Any help regarding how to debug this would be greatly appreciated as I am not sure it is something worth reporting as a bug yet and it seems to be some race condition with the co-routines.

Can you show your code? Does it reproduce on 3.12.10?

Could it be this: asyncio.create_subprocess_exec does not respond properly to asyncio.CancelledError · Issue #103847 · python/cpython · GitHub ? Is it that you are leaving your main asyncio.run task with other tasks still pending?

So far I have produced this on Python 3.12.9

Python 3.12.9 (main, Mar 31 2025, 00:00:00) [GCC 14.2.1 20240912 (Red Hat 14.2.1-3)] on linux

I hope I understand this right but in my case no cancellations take place, the code that waits for the threads looks like this:

        slot_workers = sorted([*graph.workers.values()], key=lambda x: x.params["name"])
        to_traverse = [graph.traverse_object_trees(s, params) for s in slot_workers]
        asyncio.get_event_loop().run_until_complete(
            asyncio.wait_for(asyncio.gather(*to_traverse), self.job.timeout or None)
        )

and the hang happens at the very end where all these workers are done with the subprocesses they have spawned (from what I can see in the related logs).

Please show your full code, including imports. A runnable example

Note that asyncio.get_event_loop() is deprecated you should be using asyncio.run

Sharing the entire code base about this is not possible here but if you really insist feel free to look around avocado-i2n/avocado_i2n/plugins/runner.py at 31126641e18ce369ba1695771c599bc7a1506239 · intra2net/avocado-i2n · GitHub.

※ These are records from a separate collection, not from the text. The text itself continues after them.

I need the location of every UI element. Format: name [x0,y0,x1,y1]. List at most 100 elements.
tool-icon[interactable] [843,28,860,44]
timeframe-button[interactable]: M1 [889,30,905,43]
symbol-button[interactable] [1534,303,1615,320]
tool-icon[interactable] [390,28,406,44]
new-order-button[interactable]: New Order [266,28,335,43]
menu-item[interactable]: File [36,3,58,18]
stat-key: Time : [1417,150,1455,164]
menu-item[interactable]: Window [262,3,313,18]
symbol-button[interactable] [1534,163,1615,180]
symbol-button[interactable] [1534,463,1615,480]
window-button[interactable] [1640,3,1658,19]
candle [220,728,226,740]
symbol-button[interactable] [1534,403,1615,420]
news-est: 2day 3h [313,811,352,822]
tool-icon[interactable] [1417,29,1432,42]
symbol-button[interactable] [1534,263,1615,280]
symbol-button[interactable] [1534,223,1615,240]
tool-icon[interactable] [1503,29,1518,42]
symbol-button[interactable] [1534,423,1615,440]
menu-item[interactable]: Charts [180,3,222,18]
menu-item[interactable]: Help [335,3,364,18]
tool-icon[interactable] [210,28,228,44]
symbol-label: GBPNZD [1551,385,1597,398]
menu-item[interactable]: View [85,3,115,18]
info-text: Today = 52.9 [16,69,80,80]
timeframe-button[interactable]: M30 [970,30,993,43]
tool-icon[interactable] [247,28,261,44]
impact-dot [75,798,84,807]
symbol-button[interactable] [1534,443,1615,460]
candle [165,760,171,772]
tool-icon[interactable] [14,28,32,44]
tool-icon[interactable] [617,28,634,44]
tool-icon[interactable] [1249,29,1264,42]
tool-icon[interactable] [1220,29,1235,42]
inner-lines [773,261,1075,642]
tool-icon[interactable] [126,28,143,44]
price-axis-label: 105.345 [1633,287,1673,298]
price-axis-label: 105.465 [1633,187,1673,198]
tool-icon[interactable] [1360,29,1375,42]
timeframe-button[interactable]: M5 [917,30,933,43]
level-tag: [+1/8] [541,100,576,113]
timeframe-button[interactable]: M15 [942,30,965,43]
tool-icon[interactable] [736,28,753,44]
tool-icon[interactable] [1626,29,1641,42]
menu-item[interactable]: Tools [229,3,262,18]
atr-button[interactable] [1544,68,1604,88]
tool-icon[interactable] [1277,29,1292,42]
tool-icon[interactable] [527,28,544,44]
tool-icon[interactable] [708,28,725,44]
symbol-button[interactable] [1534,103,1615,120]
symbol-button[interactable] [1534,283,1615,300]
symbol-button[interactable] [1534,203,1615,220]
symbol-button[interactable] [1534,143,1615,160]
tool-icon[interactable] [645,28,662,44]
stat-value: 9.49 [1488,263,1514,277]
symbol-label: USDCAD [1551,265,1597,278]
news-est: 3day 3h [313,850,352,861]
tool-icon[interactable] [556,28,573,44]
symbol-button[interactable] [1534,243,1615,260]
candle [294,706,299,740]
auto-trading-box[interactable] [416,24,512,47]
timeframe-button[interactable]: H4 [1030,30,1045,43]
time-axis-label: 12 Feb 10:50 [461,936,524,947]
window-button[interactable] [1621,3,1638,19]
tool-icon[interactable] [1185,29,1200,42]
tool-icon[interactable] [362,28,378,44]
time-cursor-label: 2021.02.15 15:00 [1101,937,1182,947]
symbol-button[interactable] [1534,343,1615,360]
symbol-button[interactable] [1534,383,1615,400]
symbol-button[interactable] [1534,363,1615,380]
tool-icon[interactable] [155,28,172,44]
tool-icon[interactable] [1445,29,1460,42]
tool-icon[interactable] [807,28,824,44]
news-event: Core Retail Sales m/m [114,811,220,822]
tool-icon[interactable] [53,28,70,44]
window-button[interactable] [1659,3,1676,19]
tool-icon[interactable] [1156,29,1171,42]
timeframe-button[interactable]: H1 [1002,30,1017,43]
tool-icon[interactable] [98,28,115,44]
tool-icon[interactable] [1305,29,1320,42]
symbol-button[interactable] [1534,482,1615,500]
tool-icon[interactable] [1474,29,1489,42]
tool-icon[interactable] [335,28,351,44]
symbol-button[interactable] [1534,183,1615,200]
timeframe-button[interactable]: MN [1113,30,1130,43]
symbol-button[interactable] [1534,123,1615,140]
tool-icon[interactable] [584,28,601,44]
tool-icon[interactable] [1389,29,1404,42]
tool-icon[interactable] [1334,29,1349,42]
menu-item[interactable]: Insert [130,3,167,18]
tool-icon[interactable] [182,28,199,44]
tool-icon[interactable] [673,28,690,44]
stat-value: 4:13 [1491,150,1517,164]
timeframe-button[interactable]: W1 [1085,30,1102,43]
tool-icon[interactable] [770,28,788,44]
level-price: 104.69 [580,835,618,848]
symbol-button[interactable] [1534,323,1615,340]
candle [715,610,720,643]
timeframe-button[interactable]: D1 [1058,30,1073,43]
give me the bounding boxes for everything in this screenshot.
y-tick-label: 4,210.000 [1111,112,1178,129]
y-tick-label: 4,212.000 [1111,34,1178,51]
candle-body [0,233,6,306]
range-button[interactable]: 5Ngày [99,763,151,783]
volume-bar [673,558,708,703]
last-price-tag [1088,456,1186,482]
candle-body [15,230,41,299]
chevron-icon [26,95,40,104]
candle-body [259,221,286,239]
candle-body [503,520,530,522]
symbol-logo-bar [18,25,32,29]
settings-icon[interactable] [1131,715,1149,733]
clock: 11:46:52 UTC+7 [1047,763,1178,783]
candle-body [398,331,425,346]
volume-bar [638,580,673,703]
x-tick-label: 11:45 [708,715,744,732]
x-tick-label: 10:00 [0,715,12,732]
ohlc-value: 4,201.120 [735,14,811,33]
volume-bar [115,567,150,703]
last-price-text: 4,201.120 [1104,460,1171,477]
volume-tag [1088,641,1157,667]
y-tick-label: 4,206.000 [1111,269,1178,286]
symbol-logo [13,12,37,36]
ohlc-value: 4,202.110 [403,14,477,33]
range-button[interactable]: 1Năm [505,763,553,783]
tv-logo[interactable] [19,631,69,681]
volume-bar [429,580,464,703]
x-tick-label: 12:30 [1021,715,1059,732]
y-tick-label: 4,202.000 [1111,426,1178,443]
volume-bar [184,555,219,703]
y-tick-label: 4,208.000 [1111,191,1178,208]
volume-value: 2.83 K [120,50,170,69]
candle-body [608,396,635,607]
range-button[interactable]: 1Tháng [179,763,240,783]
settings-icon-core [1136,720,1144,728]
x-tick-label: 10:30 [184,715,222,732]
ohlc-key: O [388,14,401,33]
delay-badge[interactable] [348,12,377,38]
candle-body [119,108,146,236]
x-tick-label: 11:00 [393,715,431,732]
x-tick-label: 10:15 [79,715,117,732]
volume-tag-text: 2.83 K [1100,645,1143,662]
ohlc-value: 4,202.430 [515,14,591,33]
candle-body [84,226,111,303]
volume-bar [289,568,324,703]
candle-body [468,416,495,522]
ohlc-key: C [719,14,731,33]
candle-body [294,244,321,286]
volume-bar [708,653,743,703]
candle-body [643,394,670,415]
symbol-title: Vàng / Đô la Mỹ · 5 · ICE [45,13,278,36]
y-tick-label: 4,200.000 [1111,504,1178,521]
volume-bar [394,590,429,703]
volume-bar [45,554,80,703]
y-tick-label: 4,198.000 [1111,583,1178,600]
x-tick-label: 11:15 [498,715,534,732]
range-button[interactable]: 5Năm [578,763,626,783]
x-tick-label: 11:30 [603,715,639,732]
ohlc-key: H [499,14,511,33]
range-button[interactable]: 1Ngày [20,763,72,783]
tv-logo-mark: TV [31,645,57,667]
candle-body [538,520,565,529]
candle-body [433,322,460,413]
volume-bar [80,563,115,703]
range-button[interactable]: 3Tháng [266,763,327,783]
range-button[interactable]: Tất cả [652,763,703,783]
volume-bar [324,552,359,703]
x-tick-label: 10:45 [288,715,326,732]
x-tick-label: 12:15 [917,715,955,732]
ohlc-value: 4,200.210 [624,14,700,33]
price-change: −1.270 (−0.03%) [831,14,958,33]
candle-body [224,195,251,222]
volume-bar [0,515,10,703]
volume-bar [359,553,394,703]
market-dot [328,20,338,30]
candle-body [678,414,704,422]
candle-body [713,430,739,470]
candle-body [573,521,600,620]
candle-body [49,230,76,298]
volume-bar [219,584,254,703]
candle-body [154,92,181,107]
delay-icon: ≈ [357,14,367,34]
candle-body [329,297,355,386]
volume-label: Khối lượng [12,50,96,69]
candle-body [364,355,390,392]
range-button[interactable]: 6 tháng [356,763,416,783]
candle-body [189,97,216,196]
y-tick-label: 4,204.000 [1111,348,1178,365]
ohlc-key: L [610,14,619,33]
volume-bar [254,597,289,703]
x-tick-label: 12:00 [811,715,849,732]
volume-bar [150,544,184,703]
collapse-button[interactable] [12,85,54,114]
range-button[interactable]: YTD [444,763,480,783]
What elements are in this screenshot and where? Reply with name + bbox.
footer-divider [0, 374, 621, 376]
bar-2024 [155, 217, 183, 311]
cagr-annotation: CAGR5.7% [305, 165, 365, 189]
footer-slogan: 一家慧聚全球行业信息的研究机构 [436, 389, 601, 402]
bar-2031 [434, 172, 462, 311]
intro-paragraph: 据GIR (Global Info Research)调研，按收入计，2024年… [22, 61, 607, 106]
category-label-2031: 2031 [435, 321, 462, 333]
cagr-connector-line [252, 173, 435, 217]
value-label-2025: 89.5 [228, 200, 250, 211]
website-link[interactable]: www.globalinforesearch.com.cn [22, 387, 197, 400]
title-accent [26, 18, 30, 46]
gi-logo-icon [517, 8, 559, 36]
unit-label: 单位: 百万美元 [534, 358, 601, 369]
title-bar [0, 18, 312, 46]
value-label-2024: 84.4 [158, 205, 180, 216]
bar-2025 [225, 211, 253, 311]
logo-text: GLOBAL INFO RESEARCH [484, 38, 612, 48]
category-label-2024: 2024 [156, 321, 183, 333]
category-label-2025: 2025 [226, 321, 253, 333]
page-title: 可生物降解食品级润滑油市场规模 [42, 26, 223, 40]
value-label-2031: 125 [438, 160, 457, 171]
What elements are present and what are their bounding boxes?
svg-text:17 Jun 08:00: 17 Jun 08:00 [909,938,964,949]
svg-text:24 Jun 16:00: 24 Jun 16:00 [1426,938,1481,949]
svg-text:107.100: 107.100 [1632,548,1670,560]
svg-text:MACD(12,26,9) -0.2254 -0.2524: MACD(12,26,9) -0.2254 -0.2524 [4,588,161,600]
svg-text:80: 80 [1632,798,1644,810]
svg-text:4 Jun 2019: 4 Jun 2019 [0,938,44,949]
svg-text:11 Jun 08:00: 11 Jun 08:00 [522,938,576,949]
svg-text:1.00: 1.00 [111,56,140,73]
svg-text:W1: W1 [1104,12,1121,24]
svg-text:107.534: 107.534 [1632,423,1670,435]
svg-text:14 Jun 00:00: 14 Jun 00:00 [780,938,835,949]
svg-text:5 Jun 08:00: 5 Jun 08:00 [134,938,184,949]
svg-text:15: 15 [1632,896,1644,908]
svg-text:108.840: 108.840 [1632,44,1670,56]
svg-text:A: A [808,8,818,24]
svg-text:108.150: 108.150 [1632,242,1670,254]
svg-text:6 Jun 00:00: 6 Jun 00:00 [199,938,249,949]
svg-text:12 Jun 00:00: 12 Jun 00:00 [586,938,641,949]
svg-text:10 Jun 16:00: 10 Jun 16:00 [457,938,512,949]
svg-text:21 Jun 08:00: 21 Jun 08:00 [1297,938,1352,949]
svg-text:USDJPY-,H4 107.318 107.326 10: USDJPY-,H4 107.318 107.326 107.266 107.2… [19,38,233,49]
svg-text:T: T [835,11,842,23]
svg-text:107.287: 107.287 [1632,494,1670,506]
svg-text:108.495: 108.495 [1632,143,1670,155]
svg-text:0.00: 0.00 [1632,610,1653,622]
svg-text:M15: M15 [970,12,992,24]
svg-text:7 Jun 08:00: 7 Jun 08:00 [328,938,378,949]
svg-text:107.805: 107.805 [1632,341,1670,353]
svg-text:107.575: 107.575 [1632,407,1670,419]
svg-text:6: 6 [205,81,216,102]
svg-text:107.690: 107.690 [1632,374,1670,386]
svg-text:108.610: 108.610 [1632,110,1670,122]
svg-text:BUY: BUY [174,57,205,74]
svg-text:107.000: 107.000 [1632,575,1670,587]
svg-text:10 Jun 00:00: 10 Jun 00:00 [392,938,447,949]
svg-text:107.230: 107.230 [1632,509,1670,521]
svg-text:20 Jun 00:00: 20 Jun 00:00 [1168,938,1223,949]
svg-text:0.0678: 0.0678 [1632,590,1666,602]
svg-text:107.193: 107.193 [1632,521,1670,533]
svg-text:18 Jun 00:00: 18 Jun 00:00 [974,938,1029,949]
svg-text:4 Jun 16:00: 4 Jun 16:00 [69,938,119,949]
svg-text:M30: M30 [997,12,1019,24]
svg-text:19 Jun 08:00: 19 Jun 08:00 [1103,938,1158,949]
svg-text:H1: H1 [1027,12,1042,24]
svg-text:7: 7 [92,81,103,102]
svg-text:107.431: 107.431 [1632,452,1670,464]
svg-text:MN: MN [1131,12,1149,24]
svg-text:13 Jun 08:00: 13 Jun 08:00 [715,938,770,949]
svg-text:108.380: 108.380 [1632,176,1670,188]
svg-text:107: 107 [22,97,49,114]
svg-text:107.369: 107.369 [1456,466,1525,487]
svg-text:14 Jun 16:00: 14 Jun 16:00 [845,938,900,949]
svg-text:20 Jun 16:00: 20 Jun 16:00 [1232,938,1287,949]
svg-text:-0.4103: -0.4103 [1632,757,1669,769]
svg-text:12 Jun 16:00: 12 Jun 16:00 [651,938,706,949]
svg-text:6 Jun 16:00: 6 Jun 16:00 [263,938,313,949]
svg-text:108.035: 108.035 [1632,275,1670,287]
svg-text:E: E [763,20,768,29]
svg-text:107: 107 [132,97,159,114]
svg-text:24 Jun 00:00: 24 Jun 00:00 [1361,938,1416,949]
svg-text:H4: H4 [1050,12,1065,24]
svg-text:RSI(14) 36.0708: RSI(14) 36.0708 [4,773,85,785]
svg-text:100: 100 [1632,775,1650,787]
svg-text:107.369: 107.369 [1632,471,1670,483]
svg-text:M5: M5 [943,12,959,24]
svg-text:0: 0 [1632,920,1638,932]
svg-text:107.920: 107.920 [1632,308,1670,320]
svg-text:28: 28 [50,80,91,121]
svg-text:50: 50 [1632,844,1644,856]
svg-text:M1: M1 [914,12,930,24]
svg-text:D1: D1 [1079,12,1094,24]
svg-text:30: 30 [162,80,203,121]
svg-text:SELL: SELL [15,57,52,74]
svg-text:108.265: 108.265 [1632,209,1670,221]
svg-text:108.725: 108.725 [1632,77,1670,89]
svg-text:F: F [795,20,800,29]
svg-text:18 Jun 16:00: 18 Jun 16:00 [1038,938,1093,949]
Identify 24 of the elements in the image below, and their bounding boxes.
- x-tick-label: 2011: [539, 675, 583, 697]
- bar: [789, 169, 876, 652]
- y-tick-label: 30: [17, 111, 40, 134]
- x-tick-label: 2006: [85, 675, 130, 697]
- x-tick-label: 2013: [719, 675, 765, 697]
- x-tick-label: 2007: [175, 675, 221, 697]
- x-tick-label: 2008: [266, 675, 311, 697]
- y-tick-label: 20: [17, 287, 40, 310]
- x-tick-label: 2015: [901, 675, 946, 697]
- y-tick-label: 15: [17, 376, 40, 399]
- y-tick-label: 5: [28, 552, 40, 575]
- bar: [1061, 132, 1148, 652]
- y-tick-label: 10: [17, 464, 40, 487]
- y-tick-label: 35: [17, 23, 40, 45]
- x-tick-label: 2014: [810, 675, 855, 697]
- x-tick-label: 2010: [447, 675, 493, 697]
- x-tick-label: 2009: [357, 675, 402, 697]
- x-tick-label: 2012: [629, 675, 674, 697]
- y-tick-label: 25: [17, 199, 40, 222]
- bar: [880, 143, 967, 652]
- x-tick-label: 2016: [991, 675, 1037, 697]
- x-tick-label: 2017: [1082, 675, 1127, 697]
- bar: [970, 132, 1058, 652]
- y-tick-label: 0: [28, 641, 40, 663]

I could try to get a smaller reproducer but this will likely take time. Note that I didn’t have such troubles for 1-2 years with the same code and what I am reporting above is recent.

Indeed, I am aware but could not migrate yet. I still don’t expect this to make up for the difference for the time being though but thanks for mentioning this.

Can you print the stacks of all the currently running coroutines when it hangs?

Eg using stackscope and all_coros= [t.get_coro() for t in asyncio.all_tasks()].